Olympe de Gouges, femme de lettres et figure éminente du mouvement des Lumières, s'engage de manière progressiste à travers ses œuvres militantes pour l'égalité. Son célèbre ouvrage Zamore et Mirza, ou l'Heureux naufrage (1784), à la fois succès et scandale, dénonce la cruauté de l'esclavage enrichissant l'aristocratie. Impliquée activement dans la Révolution française, elle prône ardemment l'égalité entre hommes et femmes, considérant que ces dernières n'ont pas reçu leur juste part des fruits de cette Révolution à laquelle elles ont contribué.
Son féminisme militant se cristallise dans sa Déclaration des droits de la femme et de la citoyenne, en 1791, une réécriture poignante de la Déclaration des droits de l'homme et du citoyen de 1789, soulignant l'exclusion des femmes de ces principes égalitaires. Son engagement la mène à la guillotine en 1793 pour avoir osé dénoncer les horreurs de la Terreur dans un manifeste courageux.

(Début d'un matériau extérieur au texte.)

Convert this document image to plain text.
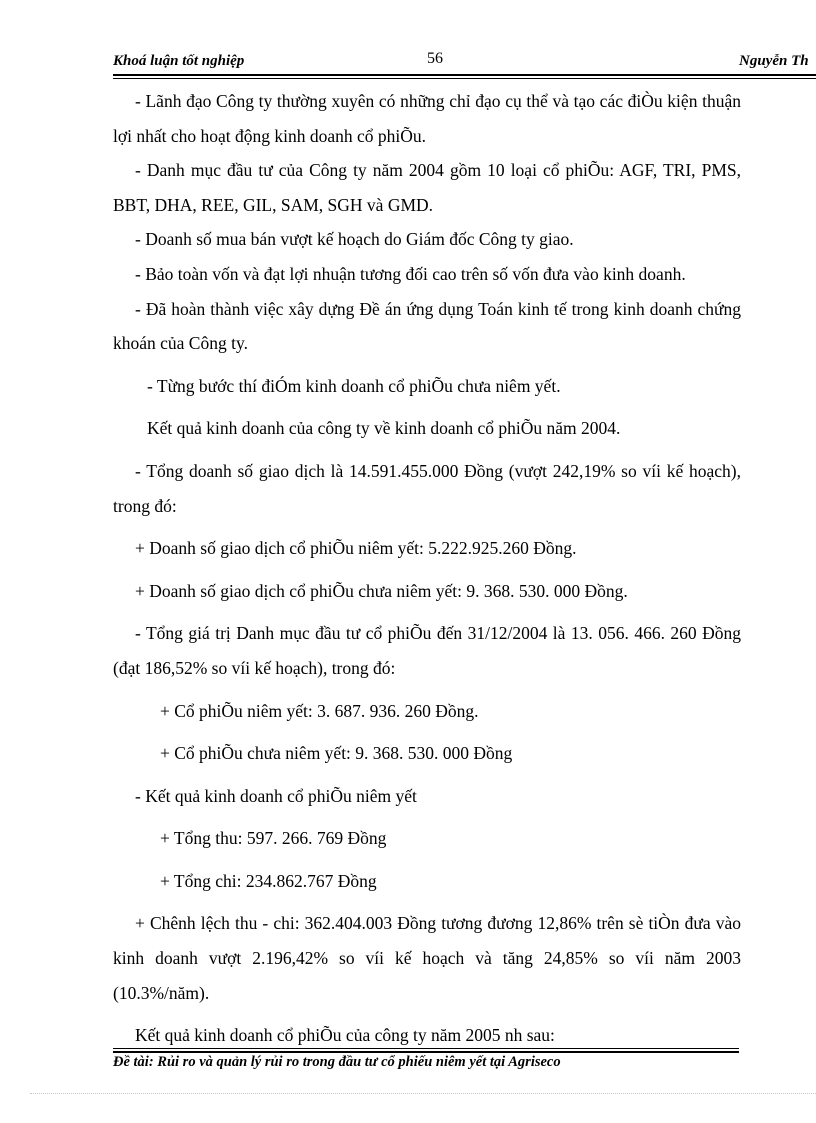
Khoá luận tốt nghiệp	56	Nguyễn Th

- Lãnh đạo Công ty thường xuyên có những chỉ đạo cụ thể và tạo các điÒu kiện thuận lợi nhất cho hoạt động kinh doanh cổ phiÕu.

- Danh mục đầu tư của Công ty năm 2004 gồm 10 loại cổ phiÕu: AGF, TRI, PMS, BBT, DHA, REE, GIL, SAM, SGH và GMD.

- Doanh số mua bán vượt kế hoạch do Giám đốc Công ty giao.

- Bảo toàn vốn và đạt lợi nhuận tương đối cao trên số vốn đưa vào kinh doanh.

- Đã hoàn thành việc xây dựng Đề án ứng dụng Toán kinh tế trong kinh doanh chứng khoán của Công ty.

- Từng bước thí điÓm kinh doanh cổ phiÕu chưa niêm yết.

Kết quả kinh doanh của công ty về kinh doanh cổ phiÕu năm 2004.

- Tổng doanh số giao dịch là 14.591.455.000 Đồng (vượt 242,19% so víi kế hoạch), trong đó:

+ Doanh số giao dịch cổ phiÕu niêm yết: 5.222.925.260 Đồng.

+ Doanh số giao dịch cổ phiÕu chưa niêm yết: 9. 368. 530. 000 Đồng.

- Tổng giá trị Danh mục đầu tư cổ phiÕu đến 31/12/2004 là 13. 056. 466. 260 Đồng (đạt 186,52% so víi kế hoạch), trong đó:

+ Cổ phiÕu niêm yết: 3. 687. 936. 260 Đồng.

+ Cổ phiÕu chưa niêm yết: 9. 368. 530. 000 Đồng

- Kết quả kinh doanh cổ phiÕu niêm yết

+ Tổng thu: 597. 266. 769 Đồng

+ Tổng chi: 234.862.767 Đồng

+ Chênh lệch thu - chi: 362.404.003 Đồng tương đương 12,86% trên sè tiÒn đưa vào kinh doanh vượt 2.196,42% so víi kế hoạch và tăng 24,85% so víi năm 2003 (10.3%/năm).

Kết quả kinh doanh cổ phiÕu của công ty năm 2005 nh sau:

Đề tài: Rủi ro và quản lý rủi ro trong đầu tư cổ phiếu niêm yết tại Agriseco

Ainsi, nous nous pencherons sur le préambule et les quatre premiers articles de sa Déclaration, révélatrice des convictions et des buts de cette femme de lettres visionnaire.
Une question alors se pose : comment cette introduction et cette révision engagée de la Déclaration de 1789 argumentent-elles en faveur et présagent-elles la nécessité d'une constitution affirmant avec force l'égalité entre hommes et femmes ?
I. De Gouges appelle à la constitution d’une Assemblée nationale des femmes
a) L'énumération ternaire « Les mères, les filles, les sœurs » peint un tableau rhétorique saisissant, établissant l'unité et la solidarité des femmes. Ces termes enchaînés soulignent leur rôle conjoint au sein d'une entité protectrice.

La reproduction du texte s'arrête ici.